Some of the pieces are hung along two stubby corridors that lead off the dining room. But the overriding impression is of a utilitarian area that do-gooders have tried to gussy up with the soothing aura of culture. The result is a compromise between function and frill. The room exists to accommodate people who are eating. The corridors exist to move people from one point of the hospital to another. And the art serves as an oh-so-tasteful garnish. So what’s wrong with that? Well, in a real gallery, it is the main course.
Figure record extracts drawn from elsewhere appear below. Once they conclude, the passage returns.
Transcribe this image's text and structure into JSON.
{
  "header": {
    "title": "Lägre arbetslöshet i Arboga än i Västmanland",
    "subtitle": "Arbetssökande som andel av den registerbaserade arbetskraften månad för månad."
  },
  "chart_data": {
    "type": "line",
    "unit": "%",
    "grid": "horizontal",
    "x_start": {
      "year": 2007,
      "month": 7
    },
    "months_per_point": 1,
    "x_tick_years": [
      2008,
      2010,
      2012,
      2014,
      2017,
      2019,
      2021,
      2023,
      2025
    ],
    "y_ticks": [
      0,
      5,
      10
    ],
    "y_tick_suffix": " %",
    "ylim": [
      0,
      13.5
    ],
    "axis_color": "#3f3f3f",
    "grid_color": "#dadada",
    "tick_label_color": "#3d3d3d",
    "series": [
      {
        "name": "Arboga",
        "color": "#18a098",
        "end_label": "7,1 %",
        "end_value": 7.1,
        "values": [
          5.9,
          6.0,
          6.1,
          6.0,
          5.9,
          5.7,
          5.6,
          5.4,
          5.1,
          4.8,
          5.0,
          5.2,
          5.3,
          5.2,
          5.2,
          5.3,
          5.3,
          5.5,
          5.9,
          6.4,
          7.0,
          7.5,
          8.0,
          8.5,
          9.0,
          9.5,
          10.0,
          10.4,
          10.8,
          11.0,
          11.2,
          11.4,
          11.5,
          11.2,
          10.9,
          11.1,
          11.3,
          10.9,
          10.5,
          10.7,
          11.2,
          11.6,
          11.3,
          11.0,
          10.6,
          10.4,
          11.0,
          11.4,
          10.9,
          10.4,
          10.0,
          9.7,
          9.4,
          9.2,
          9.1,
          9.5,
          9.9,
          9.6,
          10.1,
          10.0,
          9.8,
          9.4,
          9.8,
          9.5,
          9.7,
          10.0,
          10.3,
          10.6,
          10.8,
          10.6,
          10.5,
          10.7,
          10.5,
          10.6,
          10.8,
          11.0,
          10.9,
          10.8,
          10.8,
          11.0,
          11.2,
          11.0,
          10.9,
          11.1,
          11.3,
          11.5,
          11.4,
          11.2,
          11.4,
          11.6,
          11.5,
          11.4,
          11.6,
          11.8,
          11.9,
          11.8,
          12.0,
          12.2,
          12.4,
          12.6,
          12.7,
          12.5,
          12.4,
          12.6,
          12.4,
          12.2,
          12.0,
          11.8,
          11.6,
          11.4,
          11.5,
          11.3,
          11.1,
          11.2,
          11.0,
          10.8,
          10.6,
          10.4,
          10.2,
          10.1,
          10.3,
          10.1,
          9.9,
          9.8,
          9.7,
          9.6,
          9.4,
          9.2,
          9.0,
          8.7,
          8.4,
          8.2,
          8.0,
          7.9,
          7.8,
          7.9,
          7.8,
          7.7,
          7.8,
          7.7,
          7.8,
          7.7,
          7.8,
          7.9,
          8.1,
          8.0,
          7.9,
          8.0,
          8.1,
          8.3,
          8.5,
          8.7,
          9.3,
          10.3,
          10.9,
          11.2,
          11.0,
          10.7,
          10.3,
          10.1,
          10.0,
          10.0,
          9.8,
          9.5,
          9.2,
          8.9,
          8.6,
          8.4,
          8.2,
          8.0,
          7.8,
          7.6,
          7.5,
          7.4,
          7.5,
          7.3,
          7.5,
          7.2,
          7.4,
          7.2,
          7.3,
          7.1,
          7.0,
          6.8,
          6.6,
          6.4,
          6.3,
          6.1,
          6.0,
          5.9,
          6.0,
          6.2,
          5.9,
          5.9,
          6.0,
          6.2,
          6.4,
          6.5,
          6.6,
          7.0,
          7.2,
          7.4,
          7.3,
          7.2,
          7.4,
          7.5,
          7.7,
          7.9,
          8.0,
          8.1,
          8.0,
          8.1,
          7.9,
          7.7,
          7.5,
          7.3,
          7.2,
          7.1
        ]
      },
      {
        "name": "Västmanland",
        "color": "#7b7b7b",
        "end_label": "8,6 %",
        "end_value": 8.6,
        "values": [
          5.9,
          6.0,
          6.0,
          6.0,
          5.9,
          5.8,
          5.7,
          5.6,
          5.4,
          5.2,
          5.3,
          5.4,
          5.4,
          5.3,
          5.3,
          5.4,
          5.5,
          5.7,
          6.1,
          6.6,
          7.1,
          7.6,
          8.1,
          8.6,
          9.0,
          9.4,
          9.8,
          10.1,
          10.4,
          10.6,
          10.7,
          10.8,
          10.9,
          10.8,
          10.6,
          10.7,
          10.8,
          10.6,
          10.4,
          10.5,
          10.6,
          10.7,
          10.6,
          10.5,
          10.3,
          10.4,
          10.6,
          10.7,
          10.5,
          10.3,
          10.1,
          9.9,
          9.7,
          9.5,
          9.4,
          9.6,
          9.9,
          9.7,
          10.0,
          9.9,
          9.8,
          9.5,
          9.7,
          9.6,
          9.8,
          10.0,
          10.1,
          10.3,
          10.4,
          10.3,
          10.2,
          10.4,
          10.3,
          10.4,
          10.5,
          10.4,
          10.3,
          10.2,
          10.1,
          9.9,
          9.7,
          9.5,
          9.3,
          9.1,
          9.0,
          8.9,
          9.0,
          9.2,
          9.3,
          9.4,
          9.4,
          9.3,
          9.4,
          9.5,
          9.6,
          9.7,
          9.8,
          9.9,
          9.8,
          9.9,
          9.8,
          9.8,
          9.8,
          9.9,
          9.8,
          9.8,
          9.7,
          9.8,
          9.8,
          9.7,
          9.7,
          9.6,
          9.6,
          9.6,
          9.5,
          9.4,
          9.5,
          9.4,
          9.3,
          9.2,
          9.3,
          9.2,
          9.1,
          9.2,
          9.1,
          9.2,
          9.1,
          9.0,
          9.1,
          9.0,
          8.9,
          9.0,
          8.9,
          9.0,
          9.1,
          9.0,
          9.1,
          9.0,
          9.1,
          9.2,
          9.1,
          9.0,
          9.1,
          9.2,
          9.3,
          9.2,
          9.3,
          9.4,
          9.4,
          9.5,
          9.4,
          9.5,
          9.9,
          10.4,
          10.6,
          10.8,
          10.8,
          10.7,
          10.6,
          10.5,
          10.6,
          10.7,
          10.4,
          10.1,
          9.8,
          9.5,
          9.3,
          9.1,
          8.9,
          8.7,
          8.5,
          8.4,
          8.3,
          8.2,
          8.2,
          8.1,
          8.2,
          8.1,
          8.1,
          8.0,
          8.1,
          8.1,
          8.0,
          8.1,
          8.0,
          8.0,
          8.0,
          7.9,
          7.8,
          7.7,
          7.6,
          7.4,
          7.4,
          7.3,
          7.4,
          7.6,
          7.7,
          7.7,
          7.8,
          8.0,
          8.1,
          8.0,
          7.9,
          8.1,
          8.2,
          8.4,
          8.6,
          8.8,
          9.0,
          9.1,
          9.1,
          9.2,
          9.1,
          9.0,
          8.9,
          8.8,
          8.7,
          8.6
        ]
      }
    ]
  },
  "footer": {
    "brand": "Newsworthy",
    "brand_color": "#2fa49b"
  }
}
The artists represent a potpourri of well-known names, Orange County hopefuls and others. Sequestered behind cafeteria tables and grouped according to the low-key designs or pleasant colors they project, all the art is reduced to the level of designer wallpaper--even works with a meditative or complex theme (like composer John Cage’s randomly fire-exposed print “Where There Is Where There” and Jack Ox’s visual translation of the movements from Anton Bruckner’s Eighth Symphony).

As it turns out, a cafeteria is a better showcase for more vacuous and gimmicky pieces that don’t require more than a quick glance, such as David Quick’s “Nude Descending the Cash Drawer.” The piece springs into action at the touch of a button, sending a metal silhouette of a pert female nude (the kind you see on truckers’ wheel flaps) plummeting upside down on a series of gears mounted on a cash register drawer. The reference is to Marcel Duchamp’s much-travestied painting “Nude Descending a Staircase,” but if there is a point here about high-priced contemporary art, it is delivered with the wit and freshness of a banana peel pratfall.

Globerson and her partner, Brenda Solomon, do provide a handout guide to the themes of the works on view. But even good intentions can’t salvage Restaurant Art. It is forever doomed to play second fiddle--even when it stirs the customers to outspoken anger, as Lilli Muller’s graphic

plaster nudes did last week at Z Pizza, also in Irvine.

People come to restaurants and cafeterias to eat, drink and socialize, not to ponder, worry, feel repelled or be piously uplifted to the holy realm of culture. The only kind of “art” that fits the bill is the kind that speaks very softly or carries a big shtick.